Updates from the Challenge’s 30 research projects, which involve scientists, economists, social scientists, policy experts, lawyers and mātauranga Māori, were given over two days. The presentations are available for download.
A main aim of the conference was to provide an opportunity for researchers to meet one another and have conversations about integrating their research.
Sir Rob Fenwick, Chair of the Board, noted that Sustainable Seas is unique for the sheer breadth of stakeholders exploring new ideas around a sustainable ocean.

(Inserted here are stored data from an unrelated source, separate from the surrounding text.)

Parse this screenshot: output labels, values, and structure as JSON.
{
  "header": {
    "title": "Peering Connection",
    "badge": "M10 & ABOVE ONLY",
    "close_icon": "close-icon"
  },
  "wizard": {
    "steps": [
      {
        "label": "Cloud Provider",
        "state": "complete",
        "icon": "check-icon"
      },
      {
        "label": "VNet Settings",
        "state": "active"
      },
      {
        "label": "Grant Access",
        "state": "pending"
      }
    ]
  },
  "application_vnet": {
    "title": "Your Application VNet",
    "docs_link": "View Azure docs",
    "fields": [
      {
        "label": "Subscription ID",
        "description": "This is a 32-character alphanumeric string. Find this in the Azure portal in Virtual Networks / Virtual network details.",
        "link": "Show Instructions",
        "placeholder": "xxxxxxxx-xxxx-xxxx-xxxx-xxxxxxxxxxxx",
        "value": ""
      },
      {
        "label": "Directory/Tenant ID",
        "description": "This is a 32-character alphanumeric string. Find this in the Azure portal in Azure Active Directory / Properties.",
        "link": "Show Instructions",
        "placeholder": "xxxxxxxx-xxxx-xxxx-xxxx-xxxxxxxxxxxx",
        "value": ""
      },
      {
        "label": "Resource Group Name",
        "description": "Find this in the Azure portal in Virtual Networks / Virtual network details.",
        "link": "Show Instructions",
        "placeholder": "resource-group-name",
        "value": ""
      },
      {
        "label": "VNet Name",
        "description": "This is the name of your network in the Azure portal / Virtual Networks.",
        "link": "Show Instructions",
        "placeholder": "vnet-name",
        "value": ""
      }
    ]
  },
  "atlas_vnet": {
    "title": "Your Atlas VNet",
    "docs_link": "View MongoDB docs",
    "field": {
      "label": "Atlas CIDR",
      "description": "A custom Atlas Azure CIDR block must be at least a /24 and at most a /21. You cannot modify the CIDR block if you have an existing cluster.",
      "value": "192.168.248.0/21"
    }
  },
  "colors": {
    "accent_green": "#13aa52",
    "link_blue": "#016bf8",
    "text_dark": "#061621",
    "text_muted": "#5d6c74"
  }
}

The conference was the first opportunity for many of those directly involved to come together and get a feel for the big picture of Sustainable Seas.
Hon Paul Goldsmith
Minister of Science and Innovation Hon Paul Goldsmith opened the special session for Māori and Stakeholders. As well as discussing the benefits of EBM and the ‘considerable potential’ our coastal and marine environments for helping to sustain jobs and opportunities for many New Zealanders, he thanked researchers, Māori and Stakeholders.
“I thank you all for your involvement with Sustainable Seas and for being here today. The work you do is important, and I encourage you to learn about the science on display here, and to engage with each other, to ensure that the Challenge fulfills its mandate.”
At the heart of Sustainable Seas is a concept called ecosystem-based management (EBM) – a holistic and inclusive way to manage the competing uses for, demands on, and ways New Zealander value our marine environment. Addressing delegates, Sir Rob described how collaboration, guardianship and sustainability are central to EBM.
"EBM relies on great science and involves a high level of collaborative decision-making. It doesn't work unless everyone involved in the ocean is in the room having a say about their expectations and what they value in the ocean.
"It’s important that there's enough of the ecosystem left behind that is healthy and robust and will continue into future generations,” he said.
Director Julie Hall noted we are focused on producing practical tools, frameworks and knowledge that decision-makers can use to better manage marine resources.
To achieve this, our research is interdisciplinary, collaborative and involves a high level of Māori and Stakeholder involvement from the start.
We launched our newly published Research Book at the conference. This has plain English summaries of all 30 projects, and is available to download.